Pencil to Paper: Writing Your Marketing - Why It Can Feel Difficult
Last week I wrote about how marketing your business is usually what makes it feel real and how that often brings up a fear of being visible. That's important to understand that because it's easy to keep yourself busy with doing a lot of the little mundane marketing tasks and see them as really important, yet, you know if your heart that you're not taking the steps you need to take to be visible in showing up for your business.
There's something in that post though, that I want to explore a little more deeply.
It's the writing it down part of marketing that's one way it starts to feel real. It could be writing down your Authentic Core Statement (who you help and what you help them with), your offer, your Home Page copy or a sales page.
Writing is what turns an idea, a thought, a way of doing or being or approaching things into something concrete. Something tangible that can be shared.
And, writing something down is a form of commitment.
Writing as a Commitment
When you're working on your marketing starting point , you decide who you help, and by extension, who you don't. For example, you help women on the verge of retirement, not young people starting their career. You help women in relationships making them unhappy, not singles looking for a partner. You help overworked mothers, not overworked millennials.
And, you decide what you help them with, and what you don't. For example, you help them with major life transitions, not choosing a career path. You help them with finding truth in their marriage, not dating strategies. You help them prioritize their own needs, not manage their time.
When you're working on creating your offer and turning it into a sales page, you choose what's included. And what's not. You choose this number of sessions, not that number. You select this topic for the course, not that one. You decide to offer this much email support, not that much. And so on.
Writing your marketing is a commitment.
Even in the age of being able to change your website in real-time and in front of anyone at any moment, writing feels like you are putting a stake in the ground.
And you are.
You're saying "I'm here. This is who I help. This is what I help them with. This is how I help them."
What If…
And any time you're making a commitment to one way of doing things, there on the horizon, looms the possibility of something not quite working out the way you want it to (or think it should) And this is sometimes where coaches, healers or creative entrepreneurs can get stuck writing their marketing. They worry:
What if I talk about who the program helps, and no one identifies with that person?

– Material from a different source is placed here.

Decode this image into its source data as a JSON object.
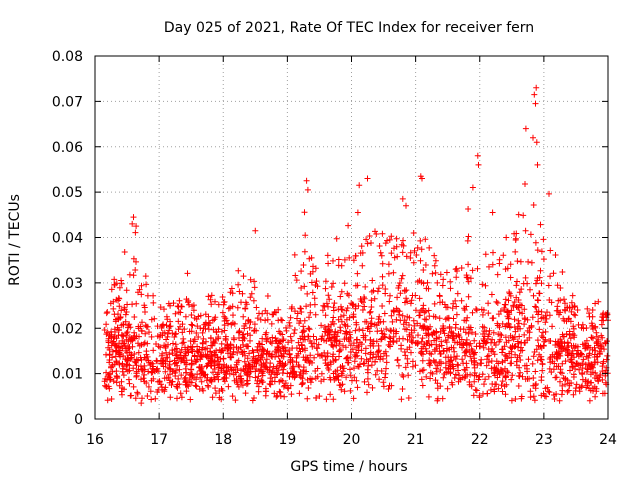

What if I make my program 12 weeks long because that's what people really need to start to see improvements, and no one buys it?
What if I decide to offer a class on healing ancestral wounds and no one seems interested?
These can be conscious thoughts, but often they're unconscious, bubbling just below the surface. And what follows is often spending time with marketing busy-work, procrastination or some other form of resistance.
Writing to Clarity and Empowerment
Writing things down leads to clarity and empowerment. This is true in marketing as well in so many other areas of life. And, yet, doing so can also feel as if you're standing on the edge of a cliff. It's an odd combination of exhilaration and resistance, an excitement yet wanting to take a giant step back to safer ground.
So what the solution if you notice yourself slipping into resistance in writing your marketing?
As with most things, it's compassion.
You're not being lazy, noncommittal, or unproductive. You don't have some deep seated "fear of success" or unconscious desire to self-sabotage. Rather, it’s simply the writing things down that's making all this seem really real.
Bringing compassion, understanding and acceptance of what's really going on is often enough to clear a way forward.